On the other hand, Clive went on to be awarded a peerage, and despite parliamentary inquiries into the Company’s practices, never had to pay a price for his treachery. The defeat of the Nawab at Plassey solidified the power of the East India Company in Bengal, forming the bedrock of Britain’s rule in India. So let it be reminded to chroniclers evoking the nostalgia of “Rule, Britannia!” and extolling the virtues of English fair-play, that the entire edifice of the British Raj was built on a lie.

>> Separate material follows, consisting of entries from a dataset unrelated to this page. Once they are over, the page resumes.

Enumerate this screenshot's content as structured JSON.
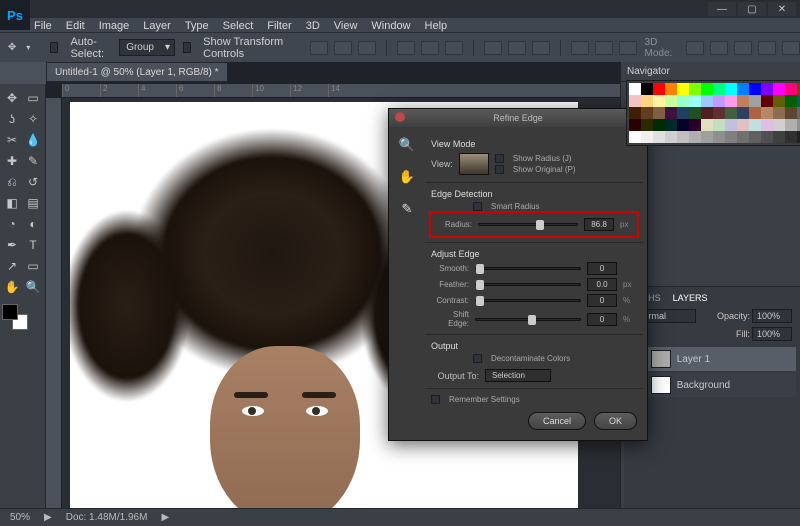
{
  "window": {
    "min": "—",
    "max": "▢",
    "close": "✕"
  },
  "menu": {
    "file": "File",
    "edit": "Edit",
    "image": "Image",
    "layer": "Layer",
    "type": "Type",
    "select": "Select",
    "filter": "Filter",
    "threeD": "3D",
    "view": "View",
    "window": "Window",
    "help": "Help"
  },
  "options": {
    "auto_select": "Auto-Select:",
    "group": "Group",
    "show_transform": "Show Transform Controls",
    "mode_label": "3D Mode:"
  },
  "document": {
    "tab_title": "Untitled-1 @ 50% (Layer 1, RGB/8) *",
    "ruler": [
      "0",
      "2",
      "4",
      "6",
      "8",
      "10",
      "12",
      "14"
    ]
  },
  "panels": {
    "navigator": "Navigator",
    "swatch_colors": [
      "#ffffff",
      "#000000",
      "#ff0000",
      "#ff7f00",
      "#ffff00",
      "#7fff00",
      "#00ff00",
      "#00ff7f",
      "#00ffff",
      "#007fff",
      "#0000ff",
      "#7f00ff",
      "#ff00ff",
      "#ff007f",
      "#804000",
      "#808080",
      "#f4c2c2",
      "#ffd27f",
      "#fff4a3",
      "#c9ff9a",
      "#9affc9",
      "#9affff",
      "#9ac9ff",
      "#c29aff",
      "#ff9ae6",
      "#bf8060",
      "#a0a0a0",
      "#600000",
      "#606000",
      "#006000",
      "#006060",
      "#000060",
      "#3f1f00",
      "#5f3f1f",
      "#7f5f3f",
      "#401040",
      "#204060",
      "#205020",
      "#502020",
      "#603030",
      "#406040",
      "#304060",
      "#ad6242",
      "#b58863",
      "#8c6d4f",
      "#5e4632",
      "#6e6655",
      "#4d4d4d",
      "#2a0000",
      "#2a2a00",
      "#002a00",
      "#002a2a",
      "#00002a",
      "#2a002a",
      "#e0e0c0",
      "#c0e0c0",
      "#c0c0e0",
      "#e0c0c0",
      "#c0e0e0",
      "#e0c0e0",
      "#d0d0d0",
      "#b0b0b0",
      "#909090",
      "#707070",
      "#fefefe",
      "#f0f0f0",
      "#e0e0e0",
      "#d0d0d0",
      "#c0c0c0",
      "#b0b0b0",
      "#a0a0a0",
      "#909090",
      "#808080",
      "#707070",
      "#606060",
      "#505050",
      "#404040",
      "#303030",
      "#202020",
      "#101010"
    ],
    "layers": {
      "tabs": {
        "paths": "PATHS",
        "layers": "LAYERS"
      },
      "opacity_label": "Opacity:",
      "fill_label": "Fill:",
      "opacity_value": "100%",
      "fill_value": "100%",
      "layer1": "Layer 1",
      "bg": "Background"
    }
  },
  "dialog": {
    "title": "Refine Edge",
    "view_mode": "View Mode",
    "view_label": "View:",
    "show_radius": "Show Radius (J)",
    "show_original": "Show Original (P)",
    "edge_detection": "Edge Detection",
    "smart_radius": "Smart Radius",
    "radius_label": "Radius:",
    "radius_value": "86.8",
    "radius_unit": "px",
    "adjust_edge": "Adjust Edge",
    "smooth": "Smooth:",
    "smooth_value": "0",
    "feather": "Feather:",
    "feather_value": "0.0",
    "feather_unit": "px",
    "contrast": "Contrast:",
    "contrast_value": "0",
    "contrast_unit": "%",
    "shift_edge": "Shift Edge:",
    "shift_value": "0",
    "shift_unit": "%",
    "output": "Output",
    "decontaminate": "Decontaminate Colors",
    "output_to": "Output To:",
    "output_sel": "Selection",
    "remember": "Remember Settings",
    "cancel": "Cancel",
    "ok": "OK"
  },
  "status": {
    "zoom": "50%",
    "doc": "Doc: 1.48M/1.96M"
  },
  "icons": {
    "move": "✥",
    "zoom": "🔍",
    "hand": "✋",
    "brush": "✎",
    "arrow_play": "▶"
  }
}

It is not altogether fashionable now for the guide to dwell on the events that took place in this remote corner of Calcutta. . . . But he will certainly extoll the beauties of the Jain temples, and deservedly so, for they are magnificent. And if, as you wander round this enchanting place, you imagine how once the Maratha Ditch cut right through the gardens, that it was here the Nabob walked alone and made his plans which were to result in the fall of the impregnable city of Calcutta, your daydreams will no doubt be gently interrupted by the melodious voice of the guide, determined to perform his function correctly. Like all good guides, he will tell you in the words of the latest guide-book that Omichand’s gardens remain without doubt ‘one of the prettiest spots in the whole of Calcutta’.

He will be absolutely right, for nature has a habit of outlasting history.